Jifeng Liu, Dartmouth College, USA
Jay Mathews, University of Dayton, USA
Si and SiGe alloys form the backbone of modern electronics. With the development of Si photonics, Ge-on-Si photonic devices have also matured in the past two decades. In the past 5 years, the emerging field of SiGeSn mid-infrared (MIR) integrated photonics has grown rapidly. Despite of earlier doubts on materials growth, MIR photodetectors, optically-pumped lasers, and electro-absorption modulators have been demonstrated. Interestingly, with increasingly higher Sn and/or Pb composition, these SiGeSnPb MIR semiconductors also naturally match towards the quantum material regime, including Dirac semimetals (counterpart of graphene in 3D), Weyl semimetals, and topological insulators. While quantum materials have been investigated for electronic devices, their unique photonic and optoelectronic properties have barely been investigated.
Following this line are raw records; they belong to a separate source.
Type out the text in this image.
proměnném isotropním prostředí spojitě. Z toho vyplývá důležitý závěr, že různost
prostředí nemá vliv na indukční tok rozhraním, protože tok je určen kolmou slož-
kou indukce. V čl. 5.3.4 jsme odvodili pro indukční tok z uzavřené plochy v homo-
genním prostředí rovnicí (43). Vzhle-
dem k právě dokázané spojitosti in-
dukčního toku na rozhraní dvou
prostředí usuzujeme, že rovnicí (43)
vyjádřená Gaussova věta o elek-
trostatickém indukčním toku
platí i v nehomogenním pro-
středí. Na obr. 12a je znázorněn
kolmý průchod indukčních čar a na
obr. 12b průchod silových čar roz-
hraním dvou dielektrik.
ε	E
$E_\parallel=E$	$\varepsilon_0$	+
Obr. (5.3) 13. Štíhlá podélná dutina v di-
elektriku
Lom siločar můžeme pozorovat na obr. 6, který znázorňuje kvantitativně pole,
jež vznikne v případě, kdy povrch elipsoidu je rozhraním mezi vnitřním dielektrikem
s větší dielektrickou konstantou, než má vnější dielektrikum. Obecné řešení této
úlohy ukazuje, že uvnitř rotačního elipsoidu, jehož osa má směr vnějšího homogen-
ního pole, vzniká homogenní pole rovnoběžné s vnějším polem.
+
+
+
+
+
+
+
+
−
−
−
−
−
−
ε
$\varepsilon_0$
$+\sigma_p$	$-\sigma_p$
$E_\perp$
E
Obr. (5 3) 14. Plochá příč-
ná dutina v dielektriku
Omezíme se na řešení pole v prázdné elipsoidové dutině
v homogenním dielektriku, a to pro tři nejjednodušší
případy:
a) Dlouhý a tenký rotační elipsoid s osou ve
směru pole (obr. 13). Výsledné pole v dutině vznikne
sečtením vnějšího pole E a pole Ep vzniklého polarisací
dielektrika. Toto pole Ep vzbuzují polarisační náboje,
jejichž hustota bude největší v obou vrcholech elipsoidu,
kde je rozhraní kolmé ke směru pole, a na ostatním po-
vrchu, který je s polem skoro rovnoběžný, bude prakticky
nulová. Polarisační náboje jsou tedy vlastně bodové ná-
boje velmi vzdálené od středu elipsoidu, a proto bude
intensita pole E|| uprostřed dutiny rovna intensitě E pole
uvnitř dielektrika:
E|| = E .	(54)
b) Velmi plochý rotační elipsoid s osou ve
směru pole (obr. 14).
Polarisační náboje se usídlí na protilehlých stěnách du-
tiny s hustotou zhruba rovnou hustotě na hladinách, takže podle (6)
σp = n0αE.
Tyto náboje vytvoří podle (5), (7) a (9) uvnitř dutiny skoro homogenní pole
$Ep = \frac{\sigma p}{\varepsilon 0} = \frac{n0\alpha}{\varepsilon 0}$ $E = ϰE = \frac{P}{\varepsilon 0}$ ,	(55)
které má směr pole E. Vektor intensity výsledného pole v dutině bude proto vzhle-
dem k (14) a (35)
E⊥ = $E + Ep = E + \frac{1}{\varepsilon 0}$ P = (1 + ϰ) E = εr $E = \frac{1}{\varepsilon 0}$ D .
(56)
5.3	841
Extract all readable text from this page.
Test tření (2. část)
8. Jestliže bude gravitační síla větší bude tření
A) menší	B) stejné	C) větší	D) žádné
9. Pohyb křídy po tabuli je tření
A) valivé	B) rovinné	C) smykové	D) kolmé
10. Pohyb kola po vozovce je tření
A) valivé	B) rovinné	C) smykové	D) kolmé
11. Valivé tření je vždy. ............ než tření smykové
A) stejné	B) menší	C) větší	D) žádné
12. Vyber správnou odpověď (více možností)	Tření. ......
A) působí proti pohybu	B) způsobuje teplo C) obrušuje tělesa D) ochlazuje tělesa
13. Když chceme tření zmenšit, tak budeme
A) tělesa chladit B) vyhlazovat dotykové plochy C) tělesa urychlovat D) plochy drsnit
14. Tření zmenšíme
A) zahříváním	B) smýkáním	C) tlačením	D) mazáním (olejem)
Notably, SiGeSnPb system not only offers a unprecedentedly huge design space for quantum materials, but builds upon the success of existing Si electronics and photonics.
This symposium provides a timely platform for advancing this new and exciting field, including but not limited to the following topics:
(1) SiGeSnPb and related materials growth and optoelectronic characterization;
(2) Theoretical and experimental studies on the semiconductor to quantum material transition in SiGeSnPb system;
(3) Novel photonic properties of SiGeSnPb semiconductor and quantum materials;
(4) SiGeSnPb MIR and quantum material photonic device demonstration; and
(5) Related platform for photonic integration.